Blowing smoke

A smoke free downtown bylaw proposal was butted out by council but ignited a question of the effectiveness of some bylaws.

A smoke free downtown bylaw proposal was butted out by council but ignited a question of a municipal politician’s prerogative and the effectiveness of some bylaws.

At the April 22 City council meeting the majority of City council felt a smoke free bylaw—one that would prohibit smoking in all public parks, playgrounds and restaurant patios within Rossland city

limits—was a provincial health issue.

And, to further reduce the downloading council felt was occurring at too-frequent intervals, it decided against the motion brought forward by councillor Kathy Moore at the April 8 meeting.

Councillor Kathy Wallace said council had a lot of really significant issues to deal with, and a smoking prohibition bylaw was not something they needed to take on.
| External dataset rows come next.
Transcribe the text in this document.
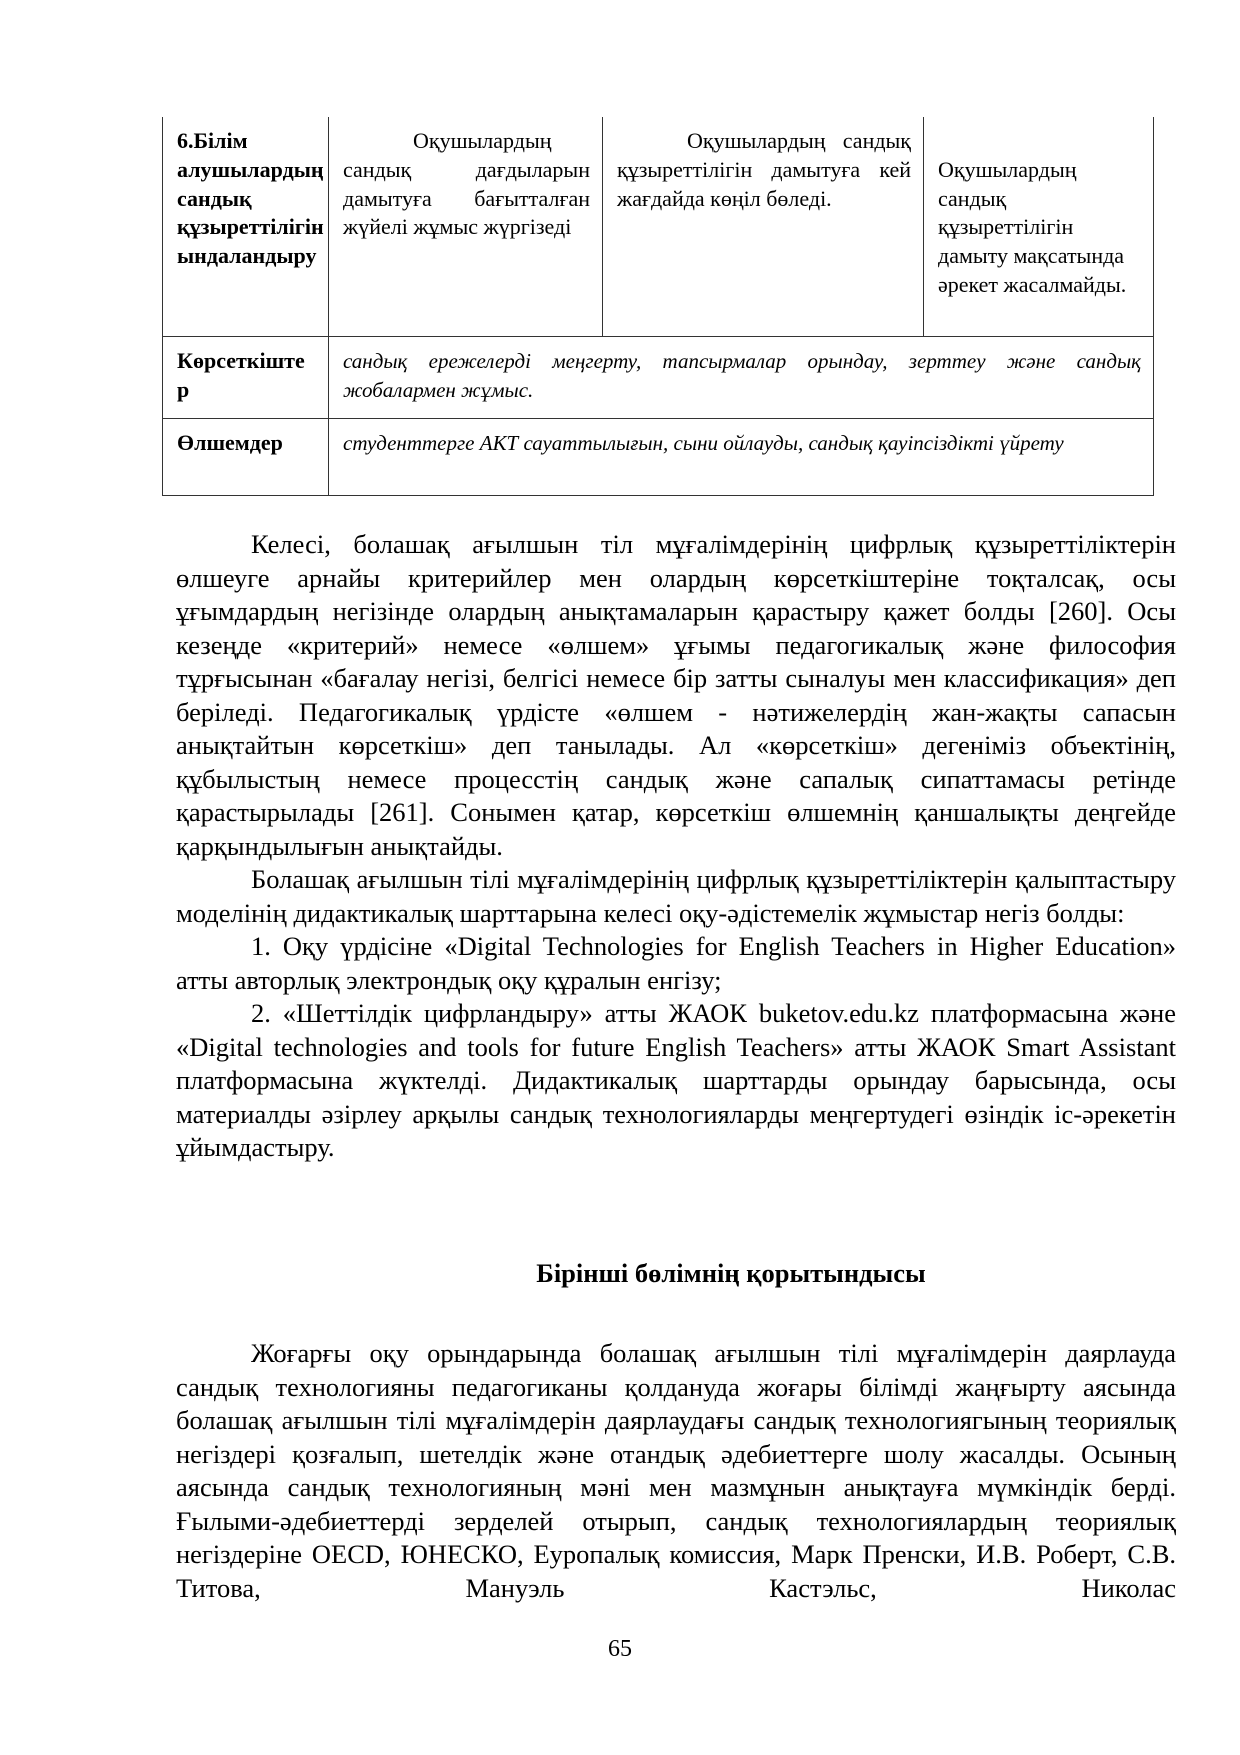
6.Білім алушылардың сандық құзыреттілігін ындаландыру	Оқушылардың сандық дағдыларын дамытуға бағытталған жүйелі жұмыс жүргізеді	Оқушылардың сандық құзыреттілігін дамытуға кей жағдайда көңіл бөледі.	Оқушылардың сандық құзыреттілігін дамыту мақсатында әрекет жасалмайды.
Көрсеткіштер	сандық ережелерді меңгерту, тапсырмалар орындау, зерттеу және сандық жобалармен жұмыс.		
Өлшемдер	студенттерге АКТ сауаттылығын, сыни ойлауды, сандық қауіпсіздікті үйрету		

Келесі, болашақ ағылшын тіл мұғалімдерінің цифрлық құзыреттіліктерін өлшеуге арнайы критерийлер мен олардың көрсеткіштеріне тоқталсақ, осы ұғымдардың негізінде олардың анықтамаларын қарастыру қажет болды [260]. Осы кезеңде «критерий» немесе «өлшем» ұғымы педагогикалық және философия тұрғысынан «бағалау негізі, белгісі немесе бір затты сыналуы мен классификация» деп беріледі. Педагогикалық үрдісте «өлшем - нәтижелердің жан-жақты сапасын анықтайтын көрсеткіш» деп танылады. Ал «көрсеткіш» дегеніміз объектінің, құбылыстың немесе процесстің сандық және сапалық сипаттамасы ретінде қарастырылады [261]. Сонымен қатар, көрсеткіш өлшемнің қаншалықты деңгейде қарқындылығын анықтайды.

Болашақ ағылшын тілі мұғалімдерінің цифрлық құзыреттіліктерін қалыптастыру моделінің дидактикалық шарттарына келесі оқу-әдістемелік жұмыстар негіз болды:

1. Оқу үрдісіне «Digital Technologies for English Teachers in Higher Education» атты авторлық электрондық оқу құралын енгізу;

2. «Шеттілдік цифрландыру» атты ЖАОК buketov.edu.kz платформасына және «Digital technologies and tools for future English Teachers» атты ЖАОК Smart Assistant платформасына жүктелді. Дидактикалық шарттарды орындау барысында, осы материалды әзірлеу арқылы сандық технологияларды меңгертудегі өзіндік іс-әрекетін ұйымдастыру.

Бірінші бөлімнің қорытындысы

Жоғарғы оқу орындарында болашақ ағылшын тілі мұғалімдерін даярлауда сандық технологияны педагогиканы қолдануда жоғары білімді жаңғырту аясында болашақ ағылшын тілі мұғалімдерін даярлаудағы сандық технологиягының теориялық негіздері қозғалып, шетелдік және отандық әдебиеттерге шолу жасалды. Осының аясында сандық технологияның мәні мен мазмұнын анықтауға мүмкіндік берді. Ғылыми-әдебиеттерді зерделей отырып, сандық технологиялардың теориялық негіздеріне OECD, ЮНЕСКО, Еуропалық комиссия, Марк Пренски, И.В. Роберт, С.В. Титова, Мануэль Кастэльс, Николас

65
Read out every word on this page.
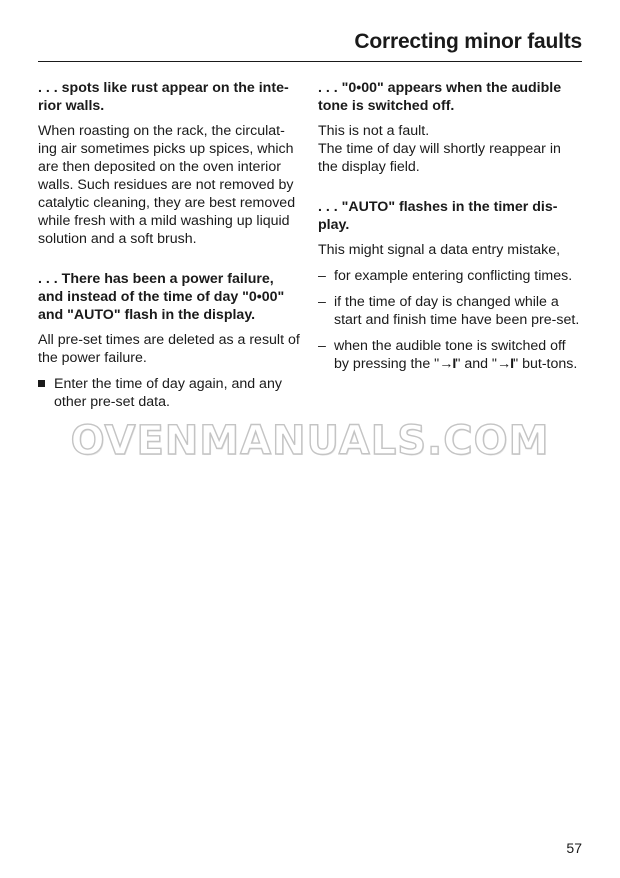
Correcting minor faults

. . . spots like rust appear on the inte-rior walls.

When roasting on the rack, the circulat-ing air sometimes picks up spices, which are then deposited on the oven interior walls. Such residues are not removed by catalytic cleaning, they are best removed while fresh with a mild washing up liquid solution and a soft brush.

. . . There has been a power failure, and instead of the time of day "0•00" and "AUTO" flash in the display.

All pre-set times are deleted as a result of the power failure.

Enter the time of day again, and any other pre-set data.

. . . "0•00" appears when the audible tone is switched off.

This is not a fault.

The time of day will shortly reappear in the display field.

. . . "AUTO" flashes in the timer dis-play.

This might signal a data entry mistake,

– for example entering conflicting times.
– if the time of day is changed while a start and finish time have been pre-set.
– when the audible tone is switched off by pressing the "→I" and "→I" but-tons.
OVENMANUALS.COM
57
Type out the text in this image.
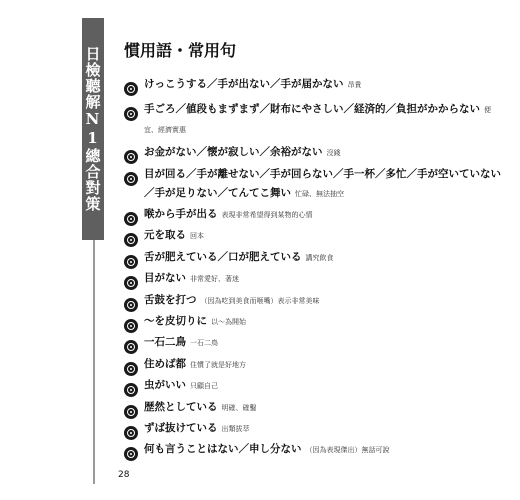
日檢聽解N1總合對策 慣用語・常用句
けっこうする／手が出ない／手が届かない 昂貴
手ごろ／値段もまずまず／財布にやさしい／経済的／負担がかからない 便宜、經濟實惠
お金がない／懐が寂しい／余裕がない 沒錢
目が回る／手が離せない／手が回らない／手一杯／多忙／手が空いていない／手が足りない／てんてこ舞い 忙碌、無法抽空
喉から手が出る 表現非常希望得到某物的心情
元を取る 回本
舌が肥えている／口が肥えている 講究飲食
目がない 非常愛好、著迷
舌鼓を打つ （因為吃到美食而咂嘴）表示非常美味
〜を皮切りに 以〜為開始
一石二鳥 一石二鳥
住めば都 住慣了就是好地方
虫がいい 只顧自己
歴然としている 明確、確鑿
ずば抜けている 出類拔萃
何も言うことはない／申し分ない （因為表現傑出）無話可說
28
She characterized the work of crafting a bylaw by City staff as low priority and pointed to it as another form of “downloading” from other levels of government.

And even if it was enacted by council in Rossland, the bylaw would not have any “teeth,” since there was no enforcement department in place to deal with the transgressors.

A critical piece of imposing a bylaw is its enforceability,” she pointed out. “Imposing of unenforceable bylaws is a slow, degrading and undermining of the very bylaw system that we are talking about.

If we continue to put in bylaws that we know we are not going to enforce, then what does that tell the public? Not to worry about any of the bylaws?”

Wallace said the motion was altered for one councillor’s purpose, as council had been discussing a smoke free bylaw of its own for the downtown streetscape and, in particular, for Harry Lefevre Square.

Council already had a process going on, she said, and it already had a discussion going on, but one councillor took the issue from council having a discussion with options to one councillor deciding that one option was the way to go.

I don’t think that is appropriate,” Wallace stated.

The rationale for the motion was based on the information provided by the delegation from Interior Health to council at the regular meeting of April 8 to show a commitment to building a healthy community, said Moore.

It is also a health issue province wide, she added, and a lot of initiatives start as grass roots efforts by individual communities.

And we have different views about whether councillors can bring motions forward. I still think there is a place for this kind of action,” said Moore. “It did go beyond scope of the park … but I did not think there was a breath of chance this was going to pass.”

Councillor Jill Spearn agreed.

It’s certainly our job as councillors to bring a motion forward. We don’t bring a motion forward together,” she said. “I’m not here to get into an argument about anything. It’s our job to (move things forward), it’s not just about pipes in the ground and roads to be paved anymore.”

It wasn’t that a councillor couldn’t bring a motion forward, Wallace explained, it was that council already had one and one councillor derailed the process and the options that could have arisen.

The issue of no smoking on downtown city patios has not been had in council chambers up until this point, said councillor Jody Blomme, but restaurant owners could put signs out to ban smoking.

I would prefer to leave it up to the individual business owner to make that kind of decision for themselves,” she said, instead of council passing a bylaw.